Coinbase then moved to compel arbitration pursuant to the user agreement. The defendant argued the receiver was bound by the arbitration clause that Cryptsy, through Vernon, entered into because the receiver stepped into Cryptsy’s shoes with respect to the agreement. As for Leidel, the doctrine of equitable estoppel bound him to the arbitration clause because his claims relied on a duty owed by Coinbase to Cryptsy’s customers that arose—if at all—under the user agreement, the defendant told the court.

The district court denied the motion to compel arbitration, and Coinbase appealed. The Eleventh Circuit affirmed the denial, applying both California and Florida law.

Under Florida law, the party seeking to compel arbitration must show both that the plaintiff is relying on a contract to assert its claims and that the scope of the arbitration clause in that contract covers the dispute. Coinbase failed that test, the court said, because Leidel’s claims were based on the defendant’s alleged failure to adequately monitor or investigate Cryptsy’s and Vernon’s use of the Coinbase website, detect Vernon’s theft of Cryptsy’s customers’ bitcoin and report suspicious activity to the appropriate authorities.

“According to the complaint, these duties were imposed on Defendant by the Bank Secrecy Act and its implementing regulations not for the protection of Defendant’s customers, but to detect money laundering and other suspicious or illegal activities by Defendant’s customers,” the court ruled. “Because Leidel’s claims rely on obligations allegedly imposed by law and in recognition of public policy to persons who are strangers to the User Agreements, his claims neither rely on nor bear a significant relationship to those agreements.”

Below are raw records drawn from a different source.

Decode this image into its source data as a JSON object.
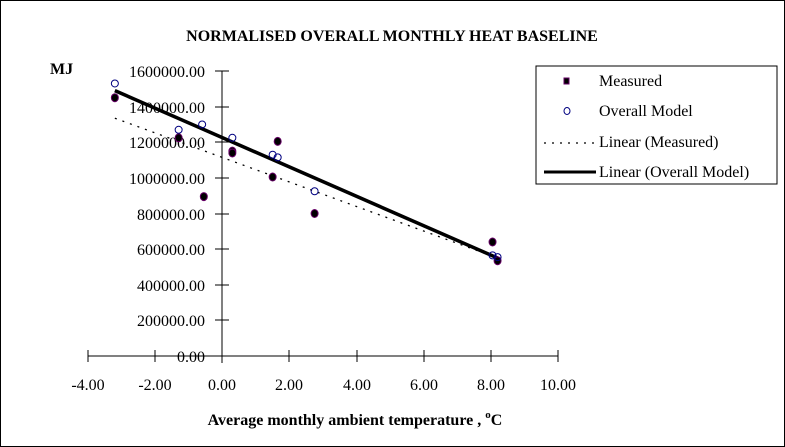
{
  "chart_data": {
    "type": "scatter",
    "title": "NORMALISED OVERALL MONTHLY  HEAT BASELINE",
    "ylabel": "MJ",
    "xlabel": "Average monthly ambient temperature , ",
    "xlabel_superscript": "o",
    "xlabel_unit": "C",
    "xlim": [
      -4,
      10
    ],
    "ylim": [
      0,
      1600000
    ],
    "x_ticks": [
      -4,
      -2,
      0,
      2,
      4,
      6,
      8,
      10
    ],
    "x_tick_labels": [
      "-4.00",
      "-2.00",
      "0.00",
      "2.00",
      "4.00",
      "6.00",
      "8.00",
      "10.00"
    ],
    "y_ticks": [
      0,
      200000,
      400000,
      600000,
      800000,
      1000000,
      1200000,
      1400000,
      1600000
    ],
    "y_tick_labels": [
      "0.00",
      "200000.00",
      "400000.00",
      "600000.00",
      "800000.00",
      "1000000.00",
      "1200000.00",
      "1400000.00",
      "1600000.00"
    ],
    "grid": false,
    "legend_position": "top-right",
    "series": [
      {
        "name": "Measured",
        "kind": "points",
        "marker": "filled-circle",
        "color": "#000000",
        "edge_color": "#660066",
        "points": [
          {
            "x": -3.2,
            "y": 1450000
          },
          {
            "x": -1.3,
            "y": 1225000
          },
          {
            "x": -0.55,
            "y": 895000
          },
          {
            "x": 0.3,
            "y": 1150000
          },
          {
            "x": 0.3,
            "y": 1140000
          },
          {
            "x": 1.5,
            "y": 1005000
          },
          {
            "x": 1.65,
            "y": 1205000
          },
          {
            "x": 2.75,
            "y": 800000
          },
          {
            "x": 8.05,
            "y": 640000
          },
          {
            "x": 8.2,
            "y": 535000
          }
        ]
      },
      {
        "name": "Overall Model",
        "kind": "points",
        "marker": "open-circle",
        "color": "#000080",
        "points": [
          {
            "x": -3.2,
            "y": 1530000
          },
          {
            "x": -1.3,
            "y": 1270000
          },
          {
            "x": -0.6,
            "y": 1300000
          },
          {
            "x": 0.3,
            "y": 1225000
          },
          {
            "x": 1.5,
            "y": 1130000
          },
          {
            "x": 1.65,
            "y": 1115000
          },
          {
            "x": 2.75,
            "y": 925000
          },
          {
            "x": 8.05,
            "y": 565000
          },
          {
            "x": 8.2,
            "y": 555000
          }
        ]
      },
      {
        "name": "Linear (Measured)",
        "kind": "trendline",
        "style": "dotted",
        "color": "#000000",
        "x": [
          -3.2,
          8.2
        ],
        "y": [
          1335000,
          550000
        ]
      },
      {
        "name": "Linear (Overall Model)",
        "kind": "trendline",
        "style": "solid",
        "color": "#000000",
        "x": [
          -3.2,
          8.2
        ],
        "y": [
          1490000,
          550000
        ]
      }
    ]
  }
}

The appeals court reached a similar conclusion with regard to the application of California law, where the focus was on the nature of the claims asserted. “Leidel does not seek to enforce the terms or obligations of the User Agreements entered into by Vernon and Cryptsy,” the court said. “Instead, Leidel seeks to enforce obligations allegedly imposed on Defendant by federal statutes, federal regulations and state common law. Because Leidel does not rely on the User Agreements to establish his cause of action, he is not estopped from avoiding the arbitration clauses in those agreements under California law.”

If Leidel’s claims are viable, the panel noted, it is without reference to the user agreements, as the duties Coinbase allegedly breached were not imposed by those agreements.

As arbitration could not be compelled under either California or Florida law, the Eleventh Circuit affirmed dismissal of the defendant’s motion to compel arbitration.

To read the opinion in Leidel v. Coinbase, Inc., click here.

Why it matters

While the Eleventh Circuit’s opinion denying the order to compel arbitration is a clear battle victory for the plaintiff, he faces an uphill struggle to win the suit on the merits, and thus the ruling is not quite as impactful as it may appear. Leidel must now argue that Coinbase had a duty under the statute to combat the underlying fraudulent activity of one of its customers that harmed a third party. While regulators have had success with similar theories, Leidel’s status as a private party—and the fact the BSA lacks a private right of action—may provide him little to hang his hat on.